译: Mimalloc Cigarette: Losing one week of my life catching a memory leak

作者: Hantong Chen

2025 七月 26
12 分钟阅读
标签:
翻译,
Rust,
mimalloc

TL;DR

⭐ 译者总结

使用 mimalloc 时, 被标记为 “已释放” 的内存只会在线程活跃时, 如执行有其他内存分配操作时, 被整理 (bookkeeping)、释放. 换句话说, 线程休眠期间不会释放先前分配但不再使用了的内存.

本文翻译自 Mimalloc Cigarette: Losing one week of my life catching a memory leak, 英文原文版权由原作者所有, 中文翻译版权遵照 CC BY-NC-SA 协议开放.
囿于译者自身水平, 译文虽已力求准确, 但仍可能词不达意, 欢迎批评指正.
2025 年 7 月 26 日晨, 于广州.

One of applications at my work has always been RAM-bound - it’s a pricing engine that basically loads tons of hotels, builds some in-memory indices and then allows you to issue queries like find me the cheapest hotel in berlin, pronto.

我工作中的一个应用程序一直受到 RAM 限制: 它是一个定价引擎, 基本上是加载大量酒店数据, 构建一些内存索引, 然后允许你发出查询, 比如快速找到柏林最便宜的酒店.

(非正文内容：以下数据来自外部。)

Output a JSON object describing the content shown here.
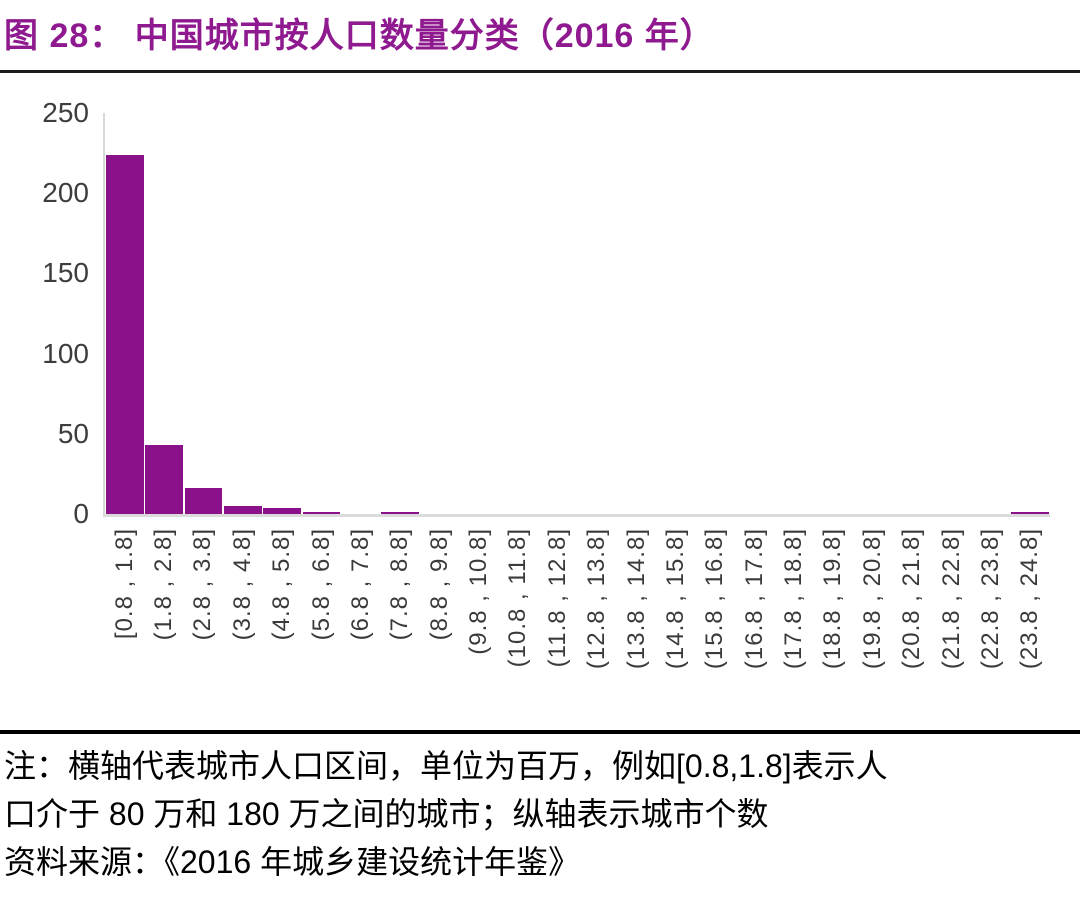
{
  "header": {
    "title": "图 28：  中国城市按人口数量分类（2016 年）"
  },
  "chart_data": {
    "type": "bar",
    "title": "中国城市按人口数量分类（2016 年）",
    "categories": [
      "[0.8 , 1.8]",
      "(1.8 , 2.8]",
      "(2.8 , 3.8]",
      "(3.8 , 4.8]",
      "(4.8 , 5.8]",
      "(5.8 , 6.8]",
      "(6.8 , 7.8]",
      "(7.8 , 8.8]",
      "(8.8 , 9.8]",
      "(9.8 , 10.8]",
      "(10.8 , 11.8]",
      "(11.8 , 12.8]",
      "(12.8 , 13.8]",
      "(13.8 , 14.8]",
      "(14.8 , 15.8]",
      "(15.8 , 16.8]",
      "(16.8 , 17.8]",
      "(17.8 , 18.8]",
      "(18.8 , 19.8]",
      "(19.8 , 20.8]",
      "(20.8 , 21.8]",
      "(21.8 , 22.8]",
      "(22.8 , 23.8]",
      "(23.8 , 24.8]"
    ],
    "values": [
      224,
      43,
      16,
      5,
      4,
      1,
      0,
      1,
      0,
      0,
      0,
      0,
      0,
      0,
      0,
      0,
      0,
      0,
      0,
      0,
      0,
      0,
      0,
      1
    ],
    "ylim": [
      0,
      250
    ],
    "yticks": [
      0,
      50,
      100,
      150,
      200,
      250
    ],
    "bar_color": "#8B118B",
    "grid": false,
    "legend_position": "none",
    "x_tick_rotation": 90
  },
  "note": {
    "lines": [
      "注：横轴代表城市人口区间，单位为百万，例如[0.8,1.8]表示人",
      "口介于 80 万和 180 万之间的城市；纵轴表示城市个数",
      "资料来源：《2016 年城乡建设统计年鉴》"
    ]
  },
  "colors": {
    "title": "#8F1A8F",
    "bar": "#8B118B",
    "axis_line": "#D9D9D9",
    "tick_label": "#3d3d3d",
    "rule_top": "#1c1c1c",
    "rule_bottom": "#000000"
  }
}
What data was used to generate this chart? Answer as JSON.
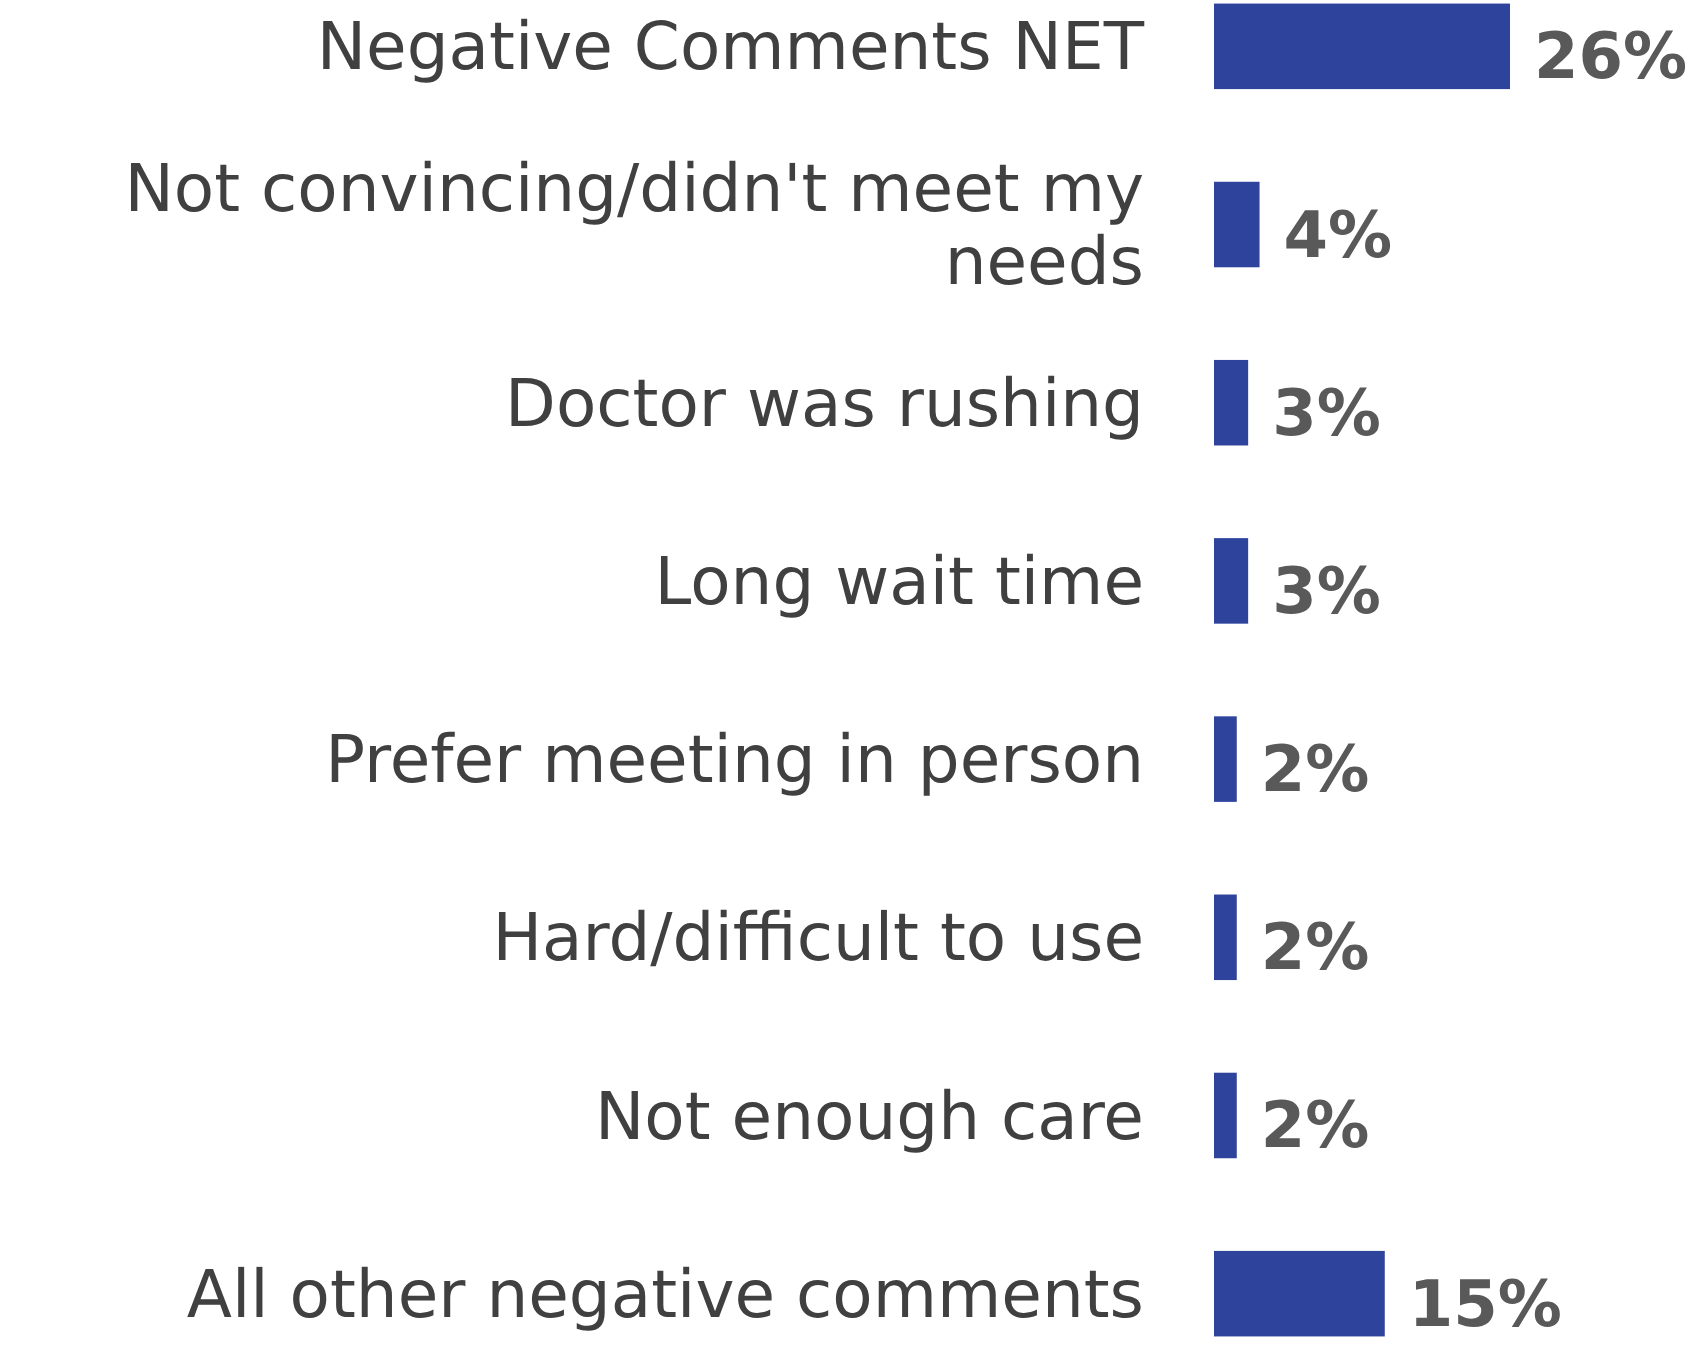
{
  "chart_data": {
    "type": "bar",
    "orientation": "horizontal",
    "categories": [
      "Negative Comments NET",
      "Not convincing/didn't meet my needs",
      "Doctor was rushing",
      "Long wait time",
      "Prefer meeting in person",
      "Hard/difficult to use",
      "Not enough care",
      "All other negative comments"
    ],
    "values": [
      26,
      4,
      3,
      3,
      2,
      2,
      2,
      15
    ],
    "value_labels": [
      "26%",
      "4%",
      "3%",
      "3%",
      "2%",
      "2%",
      "2%",
      "15%"
    ],
    "color": "#2e449c"
  }
}
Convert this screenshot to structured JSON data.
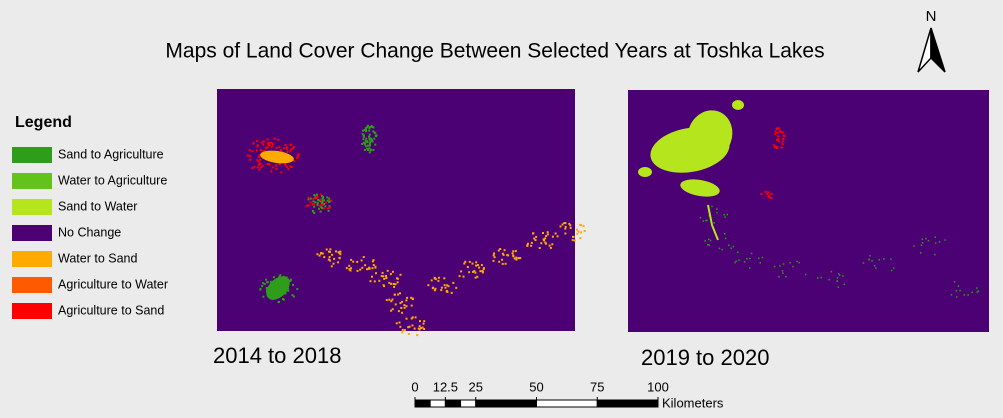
{
  "title": "Maps of Land Cover Change Between Selected Years at Toshka Lakes",
  "north": "N",
  "legend": {
    "title": "Legend",
    "items": [
      {
        "label": "Sand to Agriculture",
        "color": "#2e9e1a"
      },
      {
        "label": "Water to Agriculture",
        "color": "#63c21b"
      },
      {
        "label": "Sand to Water",
        "color": "#b5e61d"
      },
      {
        "label": "No Change",
        "color": "#4b0073"
      },
      {
        "label": "Water to Sand",
        "color": "#ffaa00"
      },
      {
        "label": "Agriculture to Water",
        "color": "#ff5a00"
      },
      {
        "label": "Agriculture to Sand",
        "color": "#ff0000"
      }
    ]
  },
  "maps": [
    {
      "label": "2014 to 2018"
    },
    {
      "label": "2019 to 2020"
    }
  ],
  "scale_bar": {
    "ticks": [
      0,
      12.5,
      25,
      50,
      75,
      100
    ],
    "unit": "Kilometers"
  }
}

A pricing engine’s main purpose is to price engines hotels, but in order to do that effectively, there’s a lot of “meta work” involved, like:

定价引擎的主要目的是为酒店定价, 但为了有效地做到这一点, 涉及很多“元工作“, 比如：

Where do we load the data from, how do we do it?

我们从哪里加载数据, 如何加载？
Do we load the entire dataset or just some parts of it?

我们是加载整个数据集还是只加载其中的一部分？
Should we precalculate prices in order to speed-up the most popular queries?

我们是否应该预先计算价格以加速最受欢迎的查询？

Such an engine poses an interesting technical challenge, even greater so when one day it starts OOMing on production, even though the entire dataset should fit in the memory multiple times…

这样的引擎带来了有趣的技术挑战, 当有一天它在生产环境中开始出现内存不足时, 挑战变得更大, 尽管整个数据集应该能在内存中放下多次…

Hello, World!

Simplifying ~~a bit~~ a lot, what we’re dealing with is:

简要大大简化一下, 我们处理的是：

struct State {
    hotels: Vec<Hotel>,
}

struct Hotel {
    prices: Vec<f32>,
}

// ---

impl State {
    fn new() -> Self {
        Self {
            hotels: load_hotels().collect(),
        }
    }

    fn refresh(&mut self) {
        for (id, hotel) in load_hotels().enumerate() {
            self.hotels[id] = hotel;
        }
    }
}

fn load_hotels() -> impl Iterator<Item = Hotel> {
    (0..1_000).map(|_| Hotel {
        prices: (0..1_000_000).map(|n| n as f32).collect(),
    })
}

// ---

fn main() {
    let state = Arc::new(RwLock::new(State::new()));

    // Spawn a separate thread responsible for checking which hotels have
    // changed and need to be refreshed etc.
    thread::spawn({
        let state = Arc::clone(&state);

        move || loop {
            thread::sleep(Duration::from_secs(5));
            state.write().unwrap().refresh();
        }
    });

    // Now in reality we start a Rocket server here, but for practical
    // purposes stalling the main thread will be sufficient.
    loop {
        thread::sleep(Duration::from_secs(1));
    }
}

Of course IRL there’s ArcSwap instead of RwLock, every hotel contains much more information (like taxes, discounts or supplements) etc., but we’ve got a reasonably good approximation here.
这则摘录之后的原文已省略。